Now, let’s generate an image illustrating the movement of the charge in different directions within the electric field.

The image above illustrates the movement of the charge from the initial point ( P(2, -2, 3) ) in the three different directions given.
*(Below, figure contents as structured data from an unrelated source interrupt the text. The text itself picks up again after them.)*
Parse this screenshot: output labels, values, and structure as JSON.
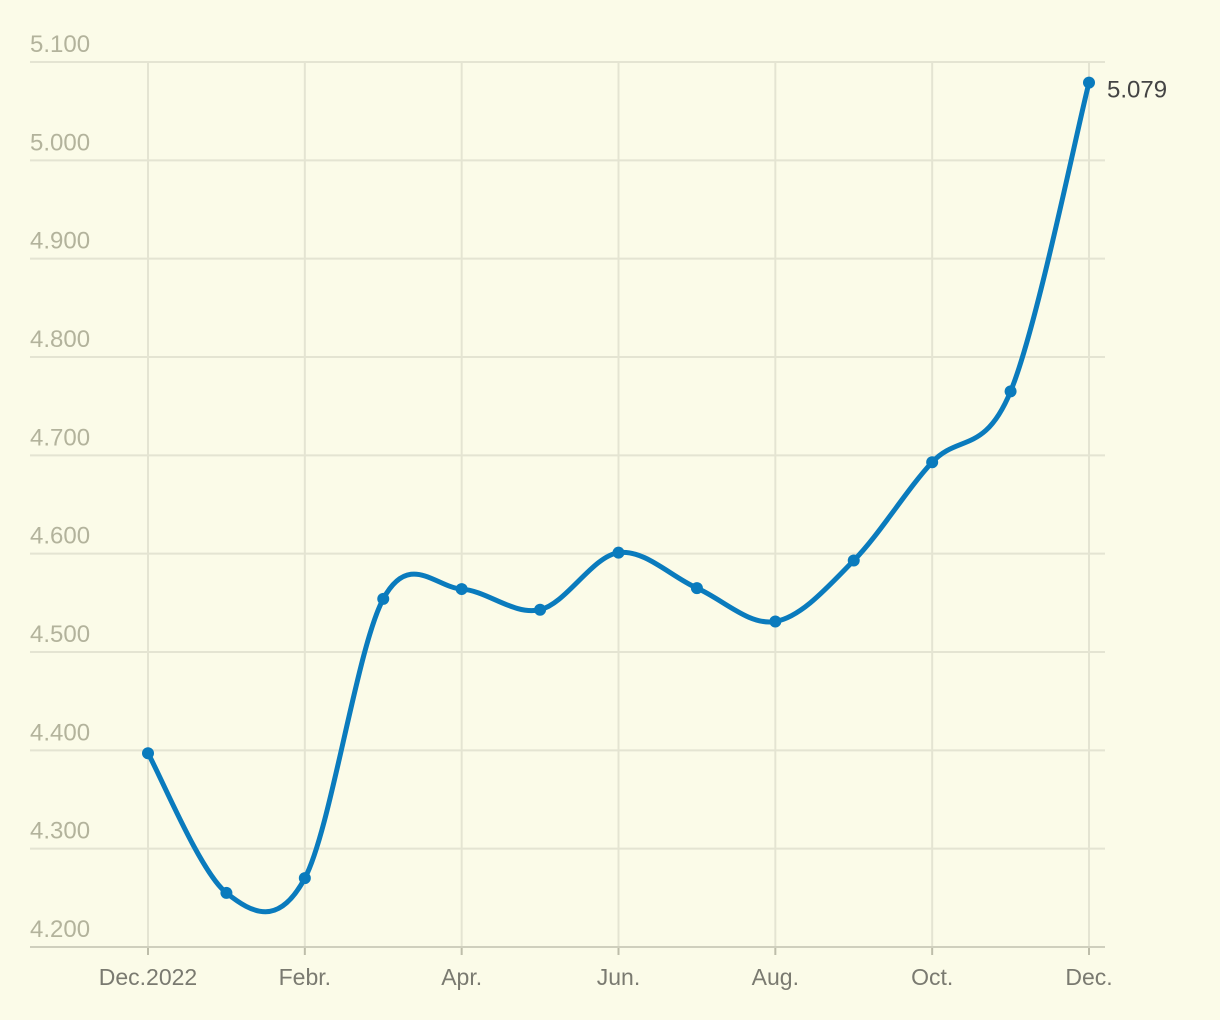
{
  "chart_data": {
    "type": "line",
    "categories": [
      "Dec.2022",
      null,
      "Febr.",
      null,
      "Apr.",
      null,
      "Jun.",
      null,
      "Aug.",
      null,
      "Oct.",
      null,
      "Dec."
    ],
    "values": [
      4397,
      4255,
      4270,
      4554,
      4564,
      4543,
      4601,
      4565,
      4531,
      4593,
      4693,
      4765,
      5079
    ],
    "value_labels": [
      null,
      null,
      null,
      null,
      null,
      null,
      null,
      null,
      null,
      null,
      null,
      null,
      "5.079"
    ],
    "color": "#0a7bbd",
    "ylim": [
      4200,
      5100
    ],
    "yticks": [
      {
        "value": 4200,
        "label": "4.200"
      },
      {
        "value": 4300,
        "label": "4.300"
      },
      {
        "value": 4400,
        "label": "4.400"
      },
      {
        "value": 4500,
        "label": "4.500"
      },
      {
        "value": 4600,
        "label": "4.600"
      },
      {
        "value": 4700,
        "label": "4.700"
      },
      {
        "value": 4800,
        "label": "4.800"
      },
      {
        "value": 4900,
        "label": "4.900"
      },
      {
        "value": 5000,
        "label": "5.000"
      },
      {
        "value": 5100,
        "label": "5.100"
      }
    ],
    "grid": true
  }
}
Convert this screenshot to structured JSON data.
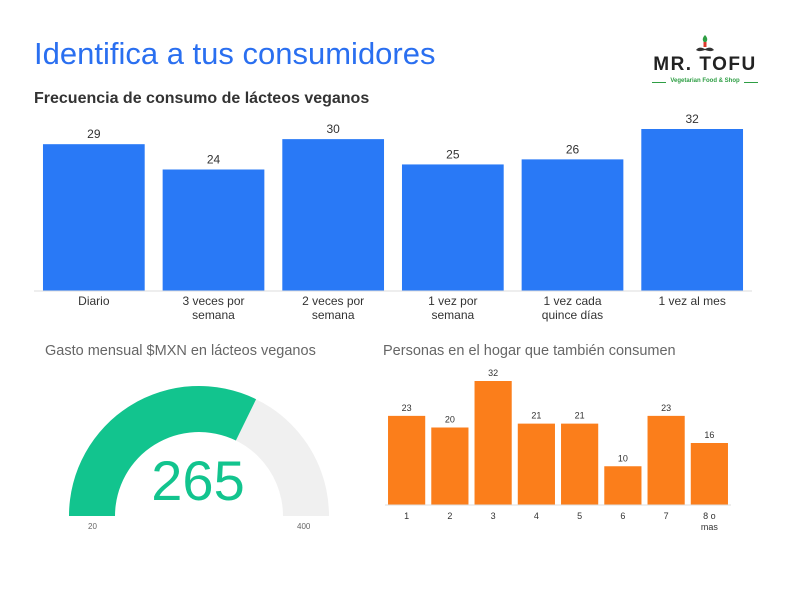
{
  "header": {
    "title": "Identifica a tus consumidores"
  },
  "logo": {
    "name": "MR. TOFU",
    "tagline": "Vegetarian Food & Shop"
  },
  "colors": {
    "title": "#2a6ff0",
    "bar_blue": "#2979f6",
    "bar_orange": "#fb7e1b",
    "gauge_fill": "#12c48e",
    "gauge_track": "#f0f0f0"
  },
  "chart_data": [
    {
      "type": "bar",
      "title": "Frecuencia de consumo de lácteos veganos",
      "categories": [
        "Diario",
        "3 veces por semana",
        "2 veces por semana",
        "1 vez por semana",
        "1 vez cada quince días",
        "1 vez al mes"
      ],
      "category_lines": [
        [
          "Diario"
        ],
        [
          "3 veces por",
          "semana"
        ],
        [
          "2 veces por",
          "semana"
        ],
        [
          "1 vez por",
          "semana"
        ],
        [
          "1 vez cada",
          "quince días"
        ],
        [
          "1 vez al mes"
        ]
      ],
      "values": [
        29,
        24,
        30,
        25,
        26,
        32
      ],
      "ylim": [
        0,
        32
      ],
      "color": "#2979f6",
      "grid": false,
      "data_labels": true
    },
    {
      "type": "gauge",
      "title": "Gasto mensual $MXN en lácteos veganos",
      "value": 265,
      "value_label": "265",
      "min": 20,
      "max": 400,
      "min_label": "20",
      "max_label": "400",
      "color": "#12c48e"
    },
    {
      "type": "bar",
      "title": "Personas en el hogar que también consumen",
      "categories": [
        "1",
        "2",
        "3",
        "4",
        "5",
        "6",
        "7",
        "8 o mas"
      ],
      "category_lines": [
        [
          "1"
        ],
        [
          "2"
        ],
        [
          "3"
        ],
        [
          "4"
        ],
        [
          "5"
        ],
        [
          "6"
        ],
        [
          "7"
        ],
        [
          "8 o",
          "mas"
        ]
      ],
      "values": [
        23,
        20,
        32,
        21,
        21,
        10,
        23,
        16
      ],
      "ylim": [
        0,
        32
      ],
      "color": "#fb7e1b",
      "grid": false,
      "data_labels": true
    }
  ]
}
Each vector represents a displacement of ( 2 \mu m ) in one of the specified directions:

• Blue (Case 1): Work is positive, indicating motion along the field.
• Green (Case 2): Work is negative, indicating motion against the field.
• Purple (Case 3): Work is almost zero, indicating perpendicular movement with no significant energy exchange.